Peraltro, contro la soppressione di Pinerolo si sono espresse le Commissioni Giustizia di Camera e Senato e il Consiglio Giudiziario presso la Corte di Appello di Torino, la Procura Generale e la Procura della Repubblica di Torino, perché questo taglio contrasta con gli obiettivi stessi della razionalizzazione della geografia giudiziaria che imponevano un riequilibrio tra uffici della stessa provincia, nel caso esista un tribunale metropolitano (nella specie Torino), e il divieto di soppressione dei tribunali della medesima provincia (Ivrea e Pinerolo). Ancora, nella stessa relazione di accompagnamento al D.Lgs. 155/2011 il Ministro della Giustizia scriveva testualmente che era necessario «impedire accorpamenti di tribunali sub-provinciali alle 5 grandi aree metropolitane (Roma, Napoli, Milano, Torino e Palermo)». Così, ovviamente, non è stato se si è avviato l’accorpamento del Tribunale subprovinciale di Pinerolo a quello metropolitano di Torino, con il risultato che metà della popolazione del Piemonte (la provincia di Torino) dovrebbe gravare su due uffici giudiziari e l’altra metà su ben sette, secondo una scelta palesemente irrazionale.
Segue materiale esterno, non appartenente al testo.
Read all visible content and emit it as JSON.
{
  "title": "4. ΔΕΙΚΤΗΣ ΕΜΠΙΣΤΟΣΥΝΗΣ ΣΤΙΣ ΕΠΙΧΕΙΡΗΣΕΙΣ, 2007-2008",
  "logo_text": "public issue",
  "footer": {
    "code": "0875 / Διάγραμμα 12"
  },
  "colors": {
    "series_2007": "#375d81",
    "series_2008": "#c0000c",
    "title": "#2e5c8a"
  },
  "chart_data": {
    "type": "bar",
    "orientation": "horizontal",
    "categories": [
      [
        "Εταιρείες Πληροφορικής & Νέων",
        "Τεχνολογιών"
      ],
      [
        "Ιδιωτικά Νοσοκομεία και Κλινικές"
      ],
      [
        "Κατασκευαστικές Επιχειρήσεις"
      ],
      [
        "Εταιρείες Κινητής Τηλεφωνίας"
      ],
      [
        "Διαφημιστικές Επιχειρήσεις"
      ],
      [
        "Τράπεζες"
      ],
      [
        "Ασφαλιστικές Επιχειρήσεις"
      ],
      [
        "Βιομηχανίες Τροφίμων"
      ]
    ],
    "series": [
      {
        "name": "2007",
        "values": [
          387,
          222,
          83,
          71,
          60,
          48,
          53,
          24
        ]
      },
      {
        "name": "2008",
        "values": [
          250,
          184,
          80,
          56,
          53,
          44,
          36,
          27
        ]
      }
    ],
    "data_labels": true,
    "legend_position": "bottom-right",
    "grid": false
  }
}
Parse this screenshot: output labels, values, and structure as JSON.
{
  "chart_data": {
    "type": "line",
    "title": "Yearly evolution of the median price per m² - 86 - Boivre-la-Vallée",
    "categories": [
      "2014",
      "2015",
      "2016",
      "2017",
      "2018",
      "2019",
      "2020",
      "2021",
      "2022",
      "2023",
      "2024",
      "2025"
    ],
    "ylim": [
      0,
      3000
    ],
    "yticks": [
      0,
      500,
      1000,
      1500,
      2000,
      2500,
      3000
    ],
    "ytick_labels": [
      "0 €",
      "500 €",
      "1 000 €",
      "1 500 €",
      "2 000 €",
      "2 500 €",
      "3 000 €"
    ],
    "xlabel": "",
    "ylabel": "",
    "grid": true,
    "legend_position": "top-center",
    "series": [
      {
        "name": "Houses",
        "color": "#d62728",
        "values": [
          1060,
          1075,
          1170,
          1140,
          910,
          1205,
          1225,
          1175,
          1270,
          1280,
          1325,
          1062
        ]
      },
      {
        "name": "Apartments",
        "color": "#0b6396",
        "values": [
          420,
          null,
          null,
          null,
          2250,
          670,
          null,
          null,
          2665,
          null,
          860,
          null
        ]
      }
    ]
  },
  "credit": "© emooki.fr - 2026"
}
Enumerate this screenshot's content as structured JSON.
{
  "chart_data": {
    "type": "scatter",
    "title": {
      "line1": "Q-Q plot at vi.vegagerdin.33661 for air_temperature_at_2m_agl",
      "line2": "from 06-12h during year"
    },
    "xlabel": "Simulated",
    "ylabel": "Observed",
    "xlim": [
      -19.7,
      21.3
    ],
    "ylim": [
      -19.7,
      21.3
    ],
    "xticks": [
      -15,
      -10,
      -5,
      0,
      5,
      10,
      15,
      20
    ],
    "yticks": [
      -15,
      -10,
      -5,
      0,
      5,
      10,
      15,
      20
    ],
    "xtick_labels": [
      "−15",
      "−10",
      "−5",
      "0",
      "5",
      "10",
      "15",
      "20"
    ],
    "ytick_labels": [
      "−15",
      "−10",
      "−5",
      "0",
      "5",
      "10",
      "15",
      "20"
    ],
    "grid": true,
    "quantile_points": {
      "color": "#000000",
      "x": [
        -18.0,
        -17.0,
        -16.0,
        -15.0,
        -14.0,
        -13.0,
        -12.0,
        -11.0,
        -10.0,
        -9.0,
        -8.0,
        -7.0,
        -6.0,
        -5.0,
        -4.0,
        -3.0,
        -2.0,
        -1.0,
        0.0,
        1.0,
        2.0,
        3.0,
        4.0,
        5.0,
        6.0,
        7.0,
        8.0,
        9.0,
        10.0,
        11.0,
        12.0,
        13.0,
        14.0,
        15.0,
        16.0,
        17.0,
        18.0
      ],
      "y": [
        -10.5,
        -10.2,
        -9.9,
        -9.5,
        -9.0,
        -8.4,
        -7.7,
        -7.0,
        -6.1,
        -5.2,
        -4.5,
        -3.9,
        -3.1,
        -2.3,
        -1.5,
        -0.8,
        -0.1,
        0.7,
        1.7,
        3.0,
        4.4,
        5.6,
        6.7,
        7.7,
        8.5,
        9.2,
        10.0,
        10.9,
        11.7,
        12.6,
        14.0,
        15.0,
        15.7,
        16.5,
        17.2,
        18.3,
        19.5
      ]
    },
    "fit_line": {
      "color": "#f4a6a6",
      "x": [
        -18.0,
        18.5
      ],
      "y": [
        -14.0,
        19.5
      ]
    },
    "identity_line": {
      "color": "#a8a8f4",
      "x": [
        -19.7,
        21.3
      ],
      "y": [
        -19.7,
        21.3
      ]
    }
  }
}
Pertanto, a rimettere ordine in questa giungla di scelte contraddittorie e di provvedimenti legislativi illegittimi sarà ora la Consulta. L’intera questione riguarda la soppressione di ben 31 Tribunali, 220 Sezioni distaccate e 600 Uffici di giudici di pace, per un totale di 1000 uffici giudiziari su 1400 esistenti.